My first boyfriend in college had been trying to emulate Eric Stratton.

We met at Freshman Orientation. I don’t recall the exact circumstances, but for those two days he pursued me.

I regarded him warily. Not only did I have a boyfriend at home, but I also didn’t trust this guy. He seemed like a pretty slick character, full of smooth talk and rehearsed lines. But it was entertaining to watch him flirt with me – not many guys did – and I have to admit that I enjoyed the attention.

During orientation, he and some of the other Freshman Engineering students heard about a fraternity that was recolonizing after having been kicked off campus. Again, I’ve forgotten the details of the events that led to the disciplinary actions, but he met with some of the fraternity brothers and decided he wanted to be part of the recolonization effort when he came back that fall.

When school started, we found each other immediately and fell right into being a couple.

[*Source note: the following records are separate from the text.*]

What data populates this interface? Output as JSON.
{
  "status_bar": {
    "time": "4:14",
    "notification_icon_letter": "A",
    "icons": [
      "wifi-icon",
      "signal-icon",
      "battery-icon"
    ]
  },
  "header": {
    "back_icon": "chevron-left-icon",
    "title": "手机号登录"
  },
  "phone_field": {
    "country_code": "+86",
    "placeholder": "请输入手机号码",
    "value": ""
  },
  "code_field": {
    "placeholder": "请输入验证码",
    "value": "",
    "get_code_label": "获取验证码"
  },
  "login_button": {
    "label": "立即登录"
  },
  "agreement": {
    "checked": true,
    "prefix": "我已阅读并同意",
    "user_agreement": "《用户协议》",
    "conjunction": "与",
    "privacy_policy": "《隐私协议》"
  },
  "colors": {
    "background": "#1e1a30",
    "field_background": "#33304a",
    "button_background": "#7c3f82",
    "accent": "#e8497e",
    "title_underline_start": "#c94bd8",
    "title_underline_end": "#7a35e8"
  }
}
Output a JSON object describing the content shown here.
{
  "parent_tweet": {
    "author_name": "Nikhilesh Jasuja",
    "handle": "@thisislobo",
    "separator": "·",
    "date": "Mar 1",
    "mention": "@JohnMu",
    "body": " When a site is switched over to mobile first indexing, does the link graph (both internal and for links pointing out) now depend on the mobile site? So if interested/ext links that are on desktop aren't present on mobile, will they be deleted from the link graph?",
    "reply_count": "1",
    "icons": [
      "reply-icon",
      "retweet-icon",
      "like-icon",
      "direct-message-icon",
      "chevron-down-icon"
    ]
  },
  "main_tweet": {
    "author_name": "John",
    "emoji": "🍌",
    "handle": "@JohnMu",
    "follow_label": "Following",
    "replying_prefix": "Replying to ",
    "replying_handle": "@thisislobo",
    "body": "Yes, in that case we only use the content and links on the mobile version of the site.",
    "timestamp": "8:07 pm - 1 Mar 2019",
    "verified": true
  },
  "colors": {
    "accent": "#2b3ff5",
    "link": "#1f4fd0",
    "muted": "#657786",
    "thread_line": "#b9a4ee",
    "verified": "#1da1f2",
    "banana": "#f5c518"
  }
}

I had ended things amicably with my boyfriend at home – carrying on a long-distance relationship made no sense – and I was pleased that this guy seemed just as interested now as he had during orientation.

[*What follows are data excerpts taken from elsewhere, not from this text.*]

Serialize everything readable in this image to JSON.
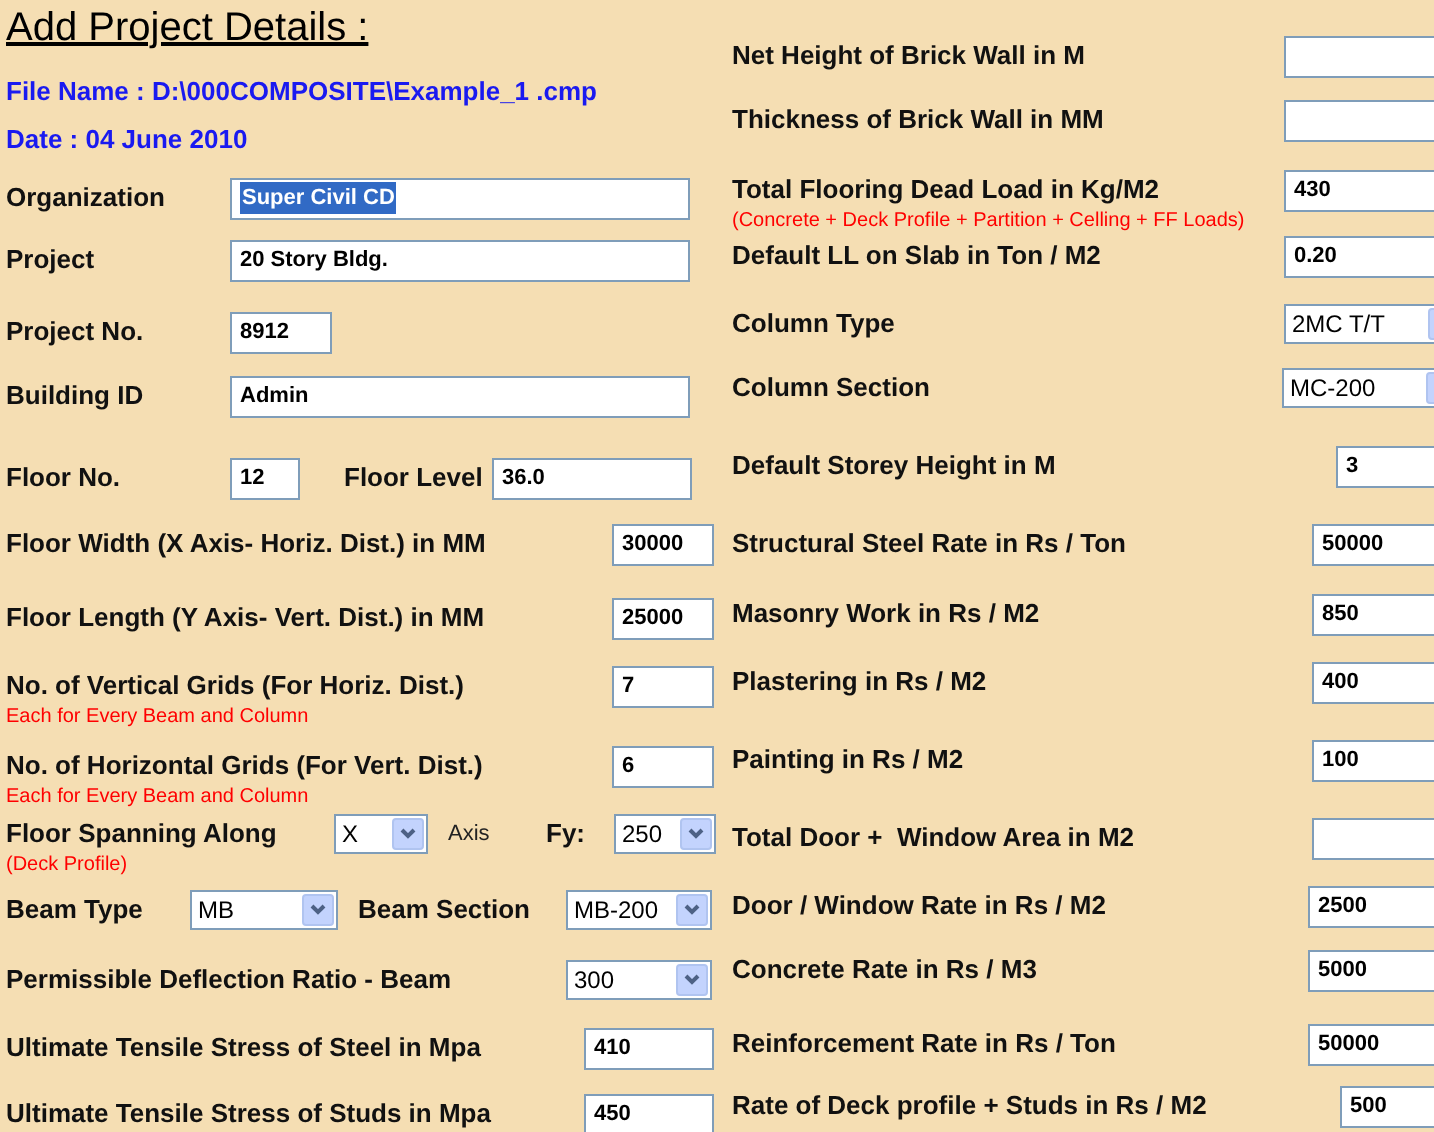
{
  "title": "Add Project Details :",
  "file_name": "File Name : D:\\000COMPOSITE\\Example_1 .cmp",
  "date": "Date : 04 June 2010",
  "organization": {
    "label": "Organization",
    "value": "Super Civil CD",
    "highlighted": true
  },
  "project": {
    "label": "Project",
    "value": "20 Story Bldg."
  },
  "project_no": {
    "label": "Project No.",
    "value": "8912"
  },
  "building_id": {
    "label": "Building ID",
    "value": "Admin"
  },
  "floor_no": {
    "label": "Floor No.",
    "value": "12"
  },
  "floor_level": {
    "label": "Floor Level",
    "value": "36.0"
  },
  "floor_width": {
    "label": "Floor Width (X Axis- Horiz. Dist.) in MM",
    "value": "30000"
  },
  "floor_length": {
    "label": "Floor Length (Y Axis- Vert. Dist.) in MM",
    "value": "25000"
  },
  "vertical_grids": {
    "label": "No. of Vertical Grids (For Horiz. Dist.)",
    "note": "Each for Every Beam and Column",
    "value": "7"
  },
  "horizontal_grids": {
    "label": "No. of Horizontal Grids (For Vert. Dist.)",
    "note": "Each for Every Beam and Column",
    "value": "6"
  },
  "floor_spanning": {
    "label": "Floor Spanning Along",
    "note": "(Deck Profile)",
    "value": "X",
    "suffix": "Axis"
  },
  "fy": {
    "label": "Fy:",
    "value": "250"
  },
  "beam_type": {
    "label": "Beam Type",
    "value": "MB"
  },
  "beam_section": {
    "label": "Beam Section",
    "value": "MB-200"
  },
  "deflection_ratio": {
    "label": "Permissible Deflection Ratio - Beam",
    "value": "300"
  },
  "steel_uts": {
    "label": "Ultimate Tensile Stress of Steel in Mpa",
    "value": "410"
  },
  "studs_uts": {
    "label": "Ultimate Tensile Stress of Studs in Mpa",
    "value": "450"
  },
  "right_fields": [
    {
      "kind": "text",
      "label": "Net Height of Brick Wall in M"
    },
    {
      "kind": "text",
      "label": "Thickness of Brick Wall in MM"
    },
    {
      "kind": "text",
      "label": "Total Flooring Dead Load in Kg/M2",
      "note": "(Concrete + Deck Profile + Partition + Celling + FF Loads)",
      "value": "430"
    },
    {
      "kind": "text",
      "label": "Default LL on Slab in Ton / M2",
      "value": "0.20"
    },
    {
      "kind": "select",
      "label": "Column Type",
      "value": "2MC T/T"
    },
    {
      "kind": "select",
      "label": "Column Section",
      "value": "MC-200"
    },
    {
      "kind": "text",
      "label": "Default Storey Height in M",
      "value": "3"
    },
    {
      "kind": "text",
      "label": "Structural Steel Rate in Rs / Ton",
      "value": "50000"
    },
    {
      "kind": "text",
      "label": "Masonry Work in Rs / M2",
      "value": "850"
    },
    {
      "kind": "text",
      "label": "Plastering in Rs / M2",
      "value": "400"
    },
    {
      "kind": "text",
      "label": "Painting in Rs / M2",
      "value": "100"
    },
    {
      "kind": "text",
      "label": "Total Door +  Window Area in M2"
    },
    {
      "kind": "text",
      "label": "Door / Window Rate in Rs / M2",
      "value": "2500"
    },
    {
      "kind": "text",
      "label": "Concrete Rate in Rs / M3",
      "value": "5000"
    },
    {
      "kind": "text",
      "label": "Reinforcement Rate in Rs / Ton",
      "value": "50000"
    },
    {
      "kind": "text",
      "label": "Rate of Deck profile + Studs in Rs / M2",
      "value": "500"
    }
  ]
}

For the first month, everything was fine. We formed a common group of friends, including the fraternity pledges, and I felt like quite a big shot, hanging out at an off-campus fraternity house.

He recruited other pledges, introducing himself as “Dick Burly*, damn glad to meet ya.” I thought it was kind of a cheesy line, but I didn’t realize he’d cribbed it.

He nicknamed one of the other pledges “Trout”.

He dressed in a toga for parties on more than one occasion.

As far as I know, he never screwed the dean’s wife. But his attention did start to wander to another engineering student whom the guys had nicknamed “Bubbles”. She was no Mandy Pepperidge, but she did have long blonde hair and legs up to HERE.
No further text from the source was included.